At its annual securities analyst day held today in New York City, Chevron touted its upstream growth strategy, which includes some of the world’s largest energy projects, and the success of its downstream reorganization.

The company reported $26 billion in total 2012 earnings and detailed its $36.7 billion 2013 capital spending program, 42% of which will be deployed in the Asia Pacific region. A majority of Chevron’s 2013 capital expenditure – 69% – will be focused on 3 major business segments: Upstream base projects, LNG and deepwater.

The company’s executives stated the goal of reaching 3.3 million barrels of oil equivalent output per day by 2017 is progressing on schedule. “Our key development projects remain on track, and we are well positioned to deliver our 2017 target of 3.3 million barrels of oil-equivalent production first announced three years ago. In addition, our project queue is gaining momentum to deliver growth beyond 2017,” John Watson, Chevron’s chairman and CEO said in a statement. The UAE produced about 3.3 mmb/d of total liquids in 2011.

Chevron identifies its major capital projects as the massive Gorgon and Wheatstone LNG projects under development in Australia, as well as the Big Foot and Jack/St. Malo deepwater US Gulf of Mexico projects, which are scheduled to start up in 2014 with a combined production capacity of 256,000 boe/d. Gorgon trains 1 – 3 are also scheduled to come on stream in 2014 and Wheatstone trains 1 – 2 are scheduled for 2016. Those projects will add an incremental 750,000 boe/d of production capacity to Chevron’s upstream portfolio.

The executives highlighted a downstream renaissance that has seen downstream earnings per barrel increase from essentially zero in 2009 to $3.01/bbl in 2012, though the 2012 figure excludes the chemical division’s performance. “Our restructuring efforts are complete. We’ve sold under-performing or non-strategic assets, simplified our operations and reduced costs. Returns have increased 10 percent as a direct function of the improvements we’ve captured,” said Mike Wirth, executive vice president, Downstream and Chemicals.

The downstream restructuring included reducing the total number of countries where Chevron maintains refining and marketing operations from 143 to 47, which involved a 61% reduction in the total number of company-owned service stations from 4,300 to 1,700. Chevron also cut headcount 37% from 18,800 downstream employees to 11,800.

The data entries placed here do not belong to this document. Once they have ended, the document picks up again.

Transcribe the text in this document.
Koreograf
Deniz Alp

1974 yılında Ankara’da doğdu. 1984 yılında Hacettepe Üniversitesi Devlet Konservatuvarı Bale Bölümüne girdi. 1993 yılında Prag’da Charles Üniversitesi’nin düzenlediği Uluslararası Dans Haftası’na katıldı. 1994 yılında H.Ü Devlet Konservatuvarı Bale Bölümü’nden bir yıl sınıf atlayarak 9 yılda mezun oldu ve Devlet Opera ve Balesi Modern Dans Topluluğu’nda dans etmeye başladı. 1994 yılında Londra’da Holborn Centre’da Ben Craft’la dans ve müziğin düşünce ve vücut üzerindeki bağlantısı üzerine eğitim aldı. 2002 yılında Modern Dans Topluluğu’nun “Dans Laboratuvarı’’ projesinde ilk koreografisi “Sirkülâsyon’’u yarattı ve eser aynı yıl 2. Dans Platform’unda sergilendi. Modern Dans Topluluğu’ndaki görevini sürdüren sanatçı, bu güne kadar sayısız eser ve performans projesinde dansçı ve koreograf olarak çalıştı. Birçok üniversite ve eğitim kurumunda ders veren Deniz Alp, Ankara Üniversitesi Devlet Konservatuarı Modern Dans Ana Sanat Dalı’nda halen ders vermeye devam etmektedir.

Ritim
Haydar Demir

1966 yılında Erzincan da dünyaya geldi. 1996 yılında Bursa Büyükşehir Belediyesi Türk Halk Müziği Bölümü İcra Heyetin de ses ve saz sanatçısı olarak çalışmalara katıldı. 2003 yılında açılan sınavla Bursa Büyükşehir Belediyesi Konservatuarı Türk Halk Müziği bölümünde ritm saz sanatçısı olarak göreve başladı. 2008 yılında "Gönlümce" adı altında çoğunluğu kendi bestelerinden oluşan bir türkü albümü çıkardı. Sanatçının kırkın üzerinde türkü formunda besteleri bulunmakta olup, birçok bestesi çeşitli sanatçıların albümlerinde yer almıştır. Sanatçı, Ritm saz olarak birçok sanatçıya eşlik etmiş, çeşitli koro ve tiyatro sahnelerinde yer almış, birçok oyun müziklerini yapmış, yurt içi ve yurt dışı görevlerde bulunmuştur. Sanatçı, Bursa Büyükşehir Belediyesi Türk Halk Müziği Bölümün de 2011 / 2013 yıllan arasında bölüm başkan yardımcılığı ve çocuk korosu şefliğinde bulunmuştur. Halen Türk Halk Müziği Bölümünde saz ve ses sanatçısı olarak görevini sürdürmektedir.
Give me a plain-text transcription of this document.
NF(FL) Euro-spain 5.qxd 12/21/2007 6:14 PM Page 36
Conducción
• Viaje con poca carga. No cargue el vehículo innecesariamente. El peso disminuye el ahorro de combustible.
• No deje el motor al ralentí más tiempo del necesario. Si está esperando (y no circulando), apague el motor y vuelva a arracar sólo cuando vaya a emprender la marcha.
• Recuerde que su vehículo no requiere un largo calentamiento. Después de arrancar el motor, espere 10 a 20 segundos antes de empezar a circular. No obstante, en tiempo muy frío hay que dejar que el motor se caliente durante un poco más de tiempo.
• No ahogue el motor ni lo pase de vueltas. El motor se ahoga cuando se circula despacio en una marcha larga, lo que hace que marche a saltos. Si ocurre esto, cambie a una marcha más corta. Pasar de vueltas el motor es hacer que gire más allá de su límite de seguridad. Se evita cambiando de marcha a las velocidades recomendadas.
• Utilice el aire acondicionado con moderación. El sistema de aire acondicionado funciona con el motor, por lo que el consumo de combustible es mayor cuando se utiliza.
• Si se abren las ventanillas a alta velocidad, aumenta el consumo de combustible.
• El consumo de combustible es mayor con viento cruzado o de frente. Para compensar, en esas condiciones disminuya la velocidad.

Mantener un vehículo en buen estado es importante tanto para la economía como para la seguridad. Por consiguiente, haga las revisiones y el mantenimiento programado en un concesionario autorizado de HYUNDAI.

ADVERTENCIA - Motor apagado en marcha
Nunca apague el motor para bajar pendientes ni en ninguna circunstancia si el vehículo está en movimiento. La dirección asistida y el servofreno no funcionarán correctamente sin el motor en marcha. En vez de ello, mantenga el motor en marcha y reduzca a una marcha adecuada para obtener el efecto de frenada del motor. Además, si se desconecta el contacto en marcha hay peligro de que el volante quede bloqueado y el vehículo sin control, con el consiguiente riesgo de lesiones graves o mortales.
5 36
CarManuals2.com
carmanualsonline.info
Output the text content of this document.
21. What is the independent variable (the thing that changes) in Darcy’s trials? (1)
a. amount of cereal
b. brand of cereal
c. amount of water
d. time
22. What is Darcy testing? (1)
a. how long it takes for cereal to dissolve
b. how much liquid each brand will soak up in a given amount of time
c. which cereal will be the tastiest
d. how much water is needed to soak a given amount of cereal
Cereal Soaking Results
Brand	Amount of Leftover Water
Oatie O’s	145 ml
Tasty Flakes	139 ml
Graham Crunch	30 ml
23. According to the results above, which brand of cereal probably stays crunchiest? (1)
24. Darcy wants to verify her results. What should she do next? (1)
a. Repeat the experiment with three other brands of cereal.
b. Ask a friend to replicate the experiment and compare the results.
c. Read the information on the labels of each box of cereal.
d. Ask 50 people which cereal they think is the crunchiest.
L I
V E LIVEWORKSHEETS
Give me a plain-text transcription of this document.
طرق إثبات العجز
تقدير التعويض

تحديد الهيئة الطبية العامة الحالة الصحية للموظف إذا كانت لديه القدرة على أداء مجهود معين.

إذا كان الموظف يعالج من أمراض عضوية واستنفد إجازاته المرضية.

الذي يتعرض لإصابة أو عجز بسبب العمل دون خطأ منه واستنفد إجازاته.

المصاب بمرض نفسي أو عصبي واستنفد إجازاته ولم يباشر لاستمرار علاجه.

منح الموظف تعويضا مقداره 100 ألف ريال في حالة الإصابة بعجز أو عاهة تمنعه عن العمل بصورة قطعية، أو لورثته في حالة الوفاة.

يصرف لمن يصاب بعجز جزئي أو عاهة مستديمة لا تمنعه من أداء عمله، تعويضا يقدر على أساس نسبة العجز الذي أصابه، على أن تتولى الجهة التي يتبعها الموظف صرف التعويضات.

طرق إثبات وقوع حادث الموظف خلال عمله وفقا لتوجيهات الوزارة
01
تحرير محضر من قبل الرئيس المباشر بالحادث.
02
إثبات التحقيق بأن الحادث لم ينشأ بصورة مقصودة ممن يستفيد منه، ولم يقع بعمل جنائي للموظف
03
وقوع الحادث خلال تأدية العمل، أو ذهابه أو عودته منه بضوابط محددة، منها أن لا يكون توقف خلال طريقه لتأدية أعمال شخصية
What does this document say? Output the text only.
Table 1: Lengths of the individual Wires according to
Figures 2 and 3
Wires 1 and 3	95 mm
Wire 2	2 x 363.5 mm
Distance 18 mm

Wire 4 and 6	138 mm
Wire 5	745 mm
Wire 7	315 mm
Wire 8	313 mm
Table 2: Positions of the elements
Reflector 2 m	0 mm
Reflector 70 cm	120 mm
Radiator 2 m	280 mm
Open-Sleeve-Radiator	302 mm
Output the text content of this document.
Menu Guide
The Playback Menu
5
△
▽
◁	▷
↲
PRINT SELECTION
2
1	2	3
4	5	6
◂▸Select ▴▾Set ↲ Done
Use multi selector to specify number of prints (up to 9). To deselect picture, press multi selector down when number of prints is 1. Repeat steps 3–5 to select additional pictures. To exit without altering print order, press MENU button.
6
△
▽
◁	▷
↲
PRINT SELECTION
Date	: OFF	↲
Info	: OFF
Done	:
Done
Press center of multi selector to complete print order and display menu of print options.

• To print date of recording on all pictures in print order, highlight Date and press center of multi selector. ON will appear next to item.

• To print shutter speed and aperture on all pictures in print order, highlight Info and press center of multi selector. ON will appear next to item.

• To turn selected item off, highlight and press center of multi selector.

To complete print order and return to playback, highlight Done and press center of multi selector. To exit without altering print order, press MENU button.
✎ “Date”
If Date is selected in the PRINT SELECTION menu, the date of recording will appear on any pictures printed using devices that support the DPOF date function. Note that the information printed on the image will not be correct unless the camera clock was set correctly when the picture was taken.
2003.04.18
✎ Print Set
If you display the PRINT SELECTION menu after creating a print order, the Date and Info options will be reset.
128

“We will maintain a focused and competitive portfolio, and selectively pursue growth in petrochemicals and lubricants,” Wirth said. One such petrochemical opportunity seeks to leverage the current North American natural gas liquids glut that’s created an “advantaged feedstock position” for US operators. Chevron plans to take a final investment decision on a Gulf Coast cracker plant this year.